Chloe has not yet learned the stink-eye. Perhaps because she is a genteel, lady Brittany. Boomer uses it to get my attention for his dinner, when he wants to go to the back yard, and especially for bedtime. The bedtime stink-eye is the saddest thing you ever have seen. The best I can describe it is that it is like he has lost his very best friend. He is so depressed he just wants to get in the bed, which is in the locked bedroom, so he must stand in the hall and give me his best browbeaten, downtrodden, broken stink-eye. Of course, he will repeat it the next night! 

Back to mornings.  If I tarry lacing up my walking shoes, Boomer will start to turn in circles and. He tells me, I am totally sure, that it is way past time for the morning walk. Nowadays, he has even taught the routine to Chloe – especially if she does not get leashed up first.
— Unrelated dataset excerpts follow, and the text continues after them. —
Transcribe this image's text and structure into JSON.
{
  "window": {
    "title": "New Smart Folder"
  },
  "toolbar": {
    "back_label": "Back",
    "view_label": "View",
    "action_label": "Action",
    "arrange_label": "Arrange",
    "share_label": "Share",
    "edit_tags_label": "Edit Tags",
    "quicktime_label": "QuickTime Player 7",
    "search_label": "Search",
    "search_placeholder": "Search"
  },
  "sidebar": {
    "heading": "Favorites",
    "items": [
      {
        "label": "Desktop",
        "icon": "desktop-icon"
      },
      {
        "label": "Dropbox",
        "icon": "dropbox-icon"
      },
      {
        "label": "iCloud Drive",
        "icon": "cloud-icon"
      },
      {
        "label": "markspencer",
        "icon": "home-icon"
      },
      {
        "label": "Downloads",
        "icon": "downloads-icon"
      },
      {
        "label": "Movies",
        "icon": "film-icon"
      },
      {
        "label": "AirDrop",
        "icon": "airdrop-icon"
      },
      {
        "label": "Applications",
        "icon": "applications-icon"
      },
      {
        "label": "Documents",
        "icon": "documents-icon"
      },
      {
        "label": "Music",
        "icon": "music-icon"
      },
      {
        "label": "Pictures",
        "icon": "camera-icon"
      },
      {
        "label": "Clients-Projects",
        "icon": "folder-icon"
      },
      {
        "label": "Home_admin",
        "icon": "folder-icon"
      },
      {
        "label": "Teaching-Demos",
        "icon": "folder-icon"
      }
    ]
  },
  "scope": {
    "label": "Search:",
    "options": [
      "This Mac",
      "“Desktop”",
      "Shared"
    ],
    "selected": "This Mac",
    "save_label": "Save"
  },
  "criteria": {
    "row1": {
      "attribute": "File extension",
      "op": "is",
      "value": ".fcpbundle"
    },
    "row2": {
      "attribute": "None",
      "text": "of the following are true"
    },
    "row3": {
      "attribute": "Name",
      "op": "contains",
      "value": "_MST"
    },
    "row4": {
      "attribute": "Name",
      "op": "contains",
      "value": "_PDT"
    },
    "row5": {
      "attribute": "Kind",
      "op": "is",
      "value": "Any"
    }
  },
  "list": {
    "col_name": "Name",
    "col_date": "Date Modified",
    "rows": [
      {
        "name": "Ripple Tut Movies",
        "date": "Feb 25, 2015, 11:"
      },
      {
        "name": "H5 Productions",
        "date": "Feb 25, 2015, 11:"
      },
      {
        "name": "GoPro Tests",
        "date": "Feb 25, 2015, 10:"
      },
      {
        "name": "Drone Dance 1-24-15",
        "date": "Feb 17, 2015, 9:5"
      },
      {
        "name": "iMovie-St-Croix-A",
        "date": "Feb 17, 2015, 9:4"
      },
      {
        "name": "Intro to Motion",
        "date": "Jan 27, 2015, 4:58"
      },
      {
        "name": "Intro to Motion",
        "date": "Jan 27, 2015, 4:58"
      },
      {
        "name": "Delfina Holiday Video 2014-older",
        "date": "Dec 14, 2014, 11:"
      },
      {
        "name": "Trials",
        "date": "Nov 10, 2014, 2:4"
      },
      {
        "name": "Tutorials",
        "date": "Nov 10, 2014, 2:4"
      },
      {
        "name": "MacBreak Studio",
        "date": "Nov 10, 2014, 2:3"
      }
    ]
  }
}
When Boomer, Chloe, and Sandy, I walk cement trails and concrete byways of Baileys Glen Active Retirement Community, we also work on obedience training. None of these long retractable leashes for Boomer. He walks on a six-foot leather leash that he inherited from Coal, our 120-pound Black Lab who, like Boomer, turned heads when he walked. 

Boomer is only 38 pounds, but somehow this leash is just right for him, too. Just long enough to let him stalk a killdeer, but short enough to keep him at my left heel when I call him to heel – just where all good dogs walk. 

Chloe has a pink and teal collar and leash (also a six-footer). Don’t mistake Miss Chloe as some girly-girl Britany. No sir! That would be appropriate as she is right now sitting in Sandy’s lap. When Chloe hits the sidewalk, she is a working dog. Birds and dog show trophies beware! And when she walks with Boomer, there is only one top dog. Come to think of it, she is a bit of a diva when on her walk or showing Boomer how real bird dogs hunt in our postage stamp backyard! 

Human-dog partnerships are beyond my understanding. I just enjoy the companionship and laugh at the antics. The world could use a lot of both these days – it seems to me.